El vecindario

El vecindario

Renace la esperanza en Argentina y Venezuela. Pero la crisis brasileña puede afectar a la región.

21 de noviembre 2015 , 08:53 p.m.

El vecindario está agitado. Las elecciones de hoy darán fin a doce años de populismo en Argentina. Y las del 6 de diciembre marcarán el comienzo del fin del chavismo en Venezuela si la presión internacional logra frenar los intentos de fraude y golpe. Pero esas buenas noticias se opacan con el efecto que puede tener la profundización de la crisis brasileña sobre el resto de la región.

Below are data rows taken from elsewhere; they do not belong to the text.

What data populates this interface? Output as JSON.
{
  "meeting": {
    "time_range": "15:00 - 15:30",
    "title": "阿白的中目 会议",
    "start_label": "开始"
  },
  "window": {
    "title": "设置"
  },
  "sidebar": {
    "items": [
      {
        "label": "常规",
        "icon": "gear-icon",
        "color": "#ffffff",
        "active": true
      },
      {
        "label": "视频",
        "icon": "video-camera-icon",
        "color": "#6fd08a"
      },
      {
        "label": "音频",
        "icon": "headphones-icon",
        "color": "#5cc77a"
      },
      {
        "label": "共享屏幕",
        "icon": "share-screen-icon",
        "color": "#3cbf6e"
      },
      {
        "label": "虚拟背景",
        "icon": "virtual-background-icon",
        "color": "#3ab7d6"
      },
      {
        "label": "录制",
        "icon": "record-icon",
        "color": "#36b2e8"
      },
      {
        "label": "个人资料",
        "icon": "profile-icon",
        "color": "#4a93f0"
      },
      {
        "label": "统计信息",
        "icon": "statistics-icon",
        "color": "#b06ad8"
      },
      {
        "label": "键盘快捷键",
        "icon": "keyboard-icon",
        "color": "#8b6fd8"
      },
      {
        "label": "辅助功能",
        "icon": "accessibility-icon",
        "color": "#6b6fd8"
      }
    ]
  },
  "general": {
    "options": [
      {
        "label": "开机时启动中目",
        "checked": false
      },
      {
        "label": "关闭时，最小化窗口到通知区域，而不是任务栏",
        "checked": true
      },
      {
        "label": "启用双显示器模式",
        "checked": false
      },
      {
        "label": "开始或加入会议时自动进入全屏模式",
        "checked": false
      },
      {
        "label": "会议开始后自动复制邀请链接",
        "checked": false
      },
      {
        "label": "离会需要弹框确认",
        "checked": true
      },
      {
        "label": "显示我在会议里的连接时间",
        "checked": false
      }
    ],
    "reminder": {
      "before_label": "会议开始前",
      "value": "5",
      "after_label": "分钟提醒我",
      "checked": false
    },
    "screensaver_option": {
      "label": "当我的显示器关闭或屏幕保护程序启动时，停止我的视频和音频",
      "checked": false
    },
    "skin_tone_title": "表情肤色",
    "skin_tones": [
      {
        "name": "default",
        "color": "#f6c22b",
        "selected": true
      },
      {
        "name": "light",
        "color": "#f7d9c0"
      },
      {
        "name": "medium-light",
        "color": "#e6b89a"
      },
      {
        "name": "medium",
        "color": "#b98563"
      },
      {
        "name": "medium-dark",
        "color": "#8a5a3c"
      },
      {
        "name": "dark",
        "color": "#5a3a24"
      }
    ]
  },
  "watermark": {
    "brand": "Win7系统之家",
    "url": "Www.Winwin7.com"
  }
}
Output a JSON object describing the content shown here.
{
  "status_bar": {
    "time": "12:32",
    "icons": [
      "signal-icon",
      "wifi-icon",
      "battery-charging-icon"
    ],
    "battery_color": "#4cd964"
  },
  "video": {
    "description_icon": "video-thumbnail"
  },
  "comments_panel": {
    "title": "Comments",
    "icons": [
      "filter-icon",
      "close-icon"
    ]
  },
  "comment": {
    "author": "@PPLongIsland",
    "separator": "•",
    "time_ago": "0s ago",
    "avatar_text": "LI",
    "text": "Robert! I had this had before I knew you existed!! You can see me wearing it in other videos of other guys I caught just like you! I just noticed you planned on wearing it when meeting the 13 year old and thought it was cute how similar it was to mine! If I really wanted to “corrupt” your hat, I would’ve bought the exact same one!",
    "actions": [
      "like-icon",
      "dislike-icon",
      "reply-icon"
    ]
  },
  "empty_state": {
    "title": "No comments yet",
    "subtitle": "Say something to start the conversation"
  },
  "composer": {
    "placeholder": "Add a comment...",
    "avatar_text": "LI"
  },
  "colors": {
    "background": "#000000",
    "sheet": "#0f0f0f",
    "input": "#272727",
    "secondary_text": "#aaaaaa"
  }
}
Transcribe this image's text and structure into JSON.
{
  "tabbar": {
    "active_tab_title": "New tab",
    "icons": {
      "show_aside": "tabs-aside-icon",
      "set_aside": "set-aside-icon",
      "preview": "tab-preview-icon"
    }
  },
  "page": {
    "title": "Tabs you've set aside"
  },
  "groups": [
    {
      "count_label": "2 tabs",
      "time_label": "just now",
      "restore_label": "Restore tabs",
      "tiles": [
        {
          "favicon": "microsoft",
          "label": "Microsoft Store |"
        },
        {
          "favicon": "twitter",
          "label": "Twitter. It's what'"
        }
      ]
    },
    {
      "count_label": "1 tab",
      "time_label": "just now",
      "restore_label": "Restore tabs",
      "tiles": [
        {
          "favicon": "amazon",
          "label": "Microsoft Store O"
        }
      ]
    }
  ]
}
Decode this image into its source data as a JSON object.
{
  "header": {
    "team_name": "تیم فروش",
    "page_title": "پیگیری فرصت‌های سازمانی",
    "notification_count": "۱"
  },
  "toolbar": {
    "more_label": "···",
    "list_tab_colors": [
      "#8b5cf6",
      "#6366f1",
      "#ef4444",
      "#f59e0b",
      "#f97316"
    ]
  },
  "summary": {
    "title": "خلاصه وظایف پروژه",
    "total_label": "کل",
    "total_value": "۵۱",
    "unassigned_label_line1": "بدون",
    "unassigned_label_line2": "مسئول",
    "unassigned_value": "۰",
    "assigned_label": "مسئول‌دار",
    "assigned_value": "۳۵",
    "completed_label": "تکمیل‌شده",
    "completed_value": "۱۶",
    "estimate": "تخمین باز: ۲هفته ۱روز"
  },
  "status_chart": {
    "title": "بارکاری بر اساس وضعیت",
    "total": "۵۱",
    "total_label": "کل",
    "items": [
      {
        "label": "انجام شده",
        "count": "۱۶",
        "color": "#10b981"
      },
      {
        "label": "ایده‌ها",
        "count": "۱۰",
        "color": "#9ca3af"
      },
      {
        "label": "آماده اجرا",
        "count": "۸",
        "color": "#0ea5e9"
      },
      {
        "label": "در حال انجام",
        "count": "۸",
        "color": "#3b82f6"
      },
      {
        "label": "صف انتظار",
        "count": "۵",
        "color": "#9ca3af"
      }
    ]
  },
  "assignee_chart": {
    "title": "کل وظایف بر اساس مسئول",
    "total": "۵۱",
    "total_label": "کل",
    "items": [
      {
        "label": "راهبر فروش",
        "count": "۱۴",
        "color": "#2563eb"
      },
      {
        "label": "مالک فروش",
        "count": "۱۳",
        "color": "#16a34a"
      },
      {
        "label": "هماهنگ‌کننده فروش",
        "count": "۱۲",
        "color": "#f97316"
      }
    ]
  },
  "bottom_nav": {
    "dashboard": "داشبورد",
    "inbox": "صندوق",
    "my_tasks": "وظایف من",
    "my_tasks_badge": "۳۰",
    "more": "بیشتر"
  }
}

Los analistas predicen una contracción económica de 3 % este año en Brasil y de 1,5 % en el 2016. Puede ser peor, pues han ido ajustando sus proyecciones a la baja. Esa contracción perjudica mucho a sus socios de Mercosur, cuyas exportaciones dependen críticamente del mercado brasileño y para los cuales la inversión de las empresas de ese país es su mayor fuente de inversión extranjera.

Pero, aunque la crisis brasileña afecta principalmente a sus vecinos del sur, puede terminar golpeando también al resto de la región y a otras naciones en desarrollo. El mercado de bonos y acciones brasileño es uno de los más grandes y líquidos de los países emergentes. Si los inversionistas internacionales pierden mucha plata en Brasil, venderán activos financieros de otras naciones latinoamericanas y en desarrollo (para compensar sus pérdidas y restaurar su liquidez) y retraerán sus inversiones por temor a una crisis más generalizada en los mercados emergentes. Este tipo de ‘contagio financiero’ ya nos ha afectado en otras ocasiones, en particular después de la crisis rusa de 1998. La crisis colombiana de 1999 se desató precisamente porque perdimos el acceso a los mercados financieros, después de que los inversionistas perdieron mucho en Rusia, y ese hecho desencadenó una retirada de fondos en Brasil y los demás países emergentes. ¡Y eso que no teníamos vínculos económicos con Rusia! Ahora estamos bastante más fuertes que entonces, pero podemos sentir el cimbronazo.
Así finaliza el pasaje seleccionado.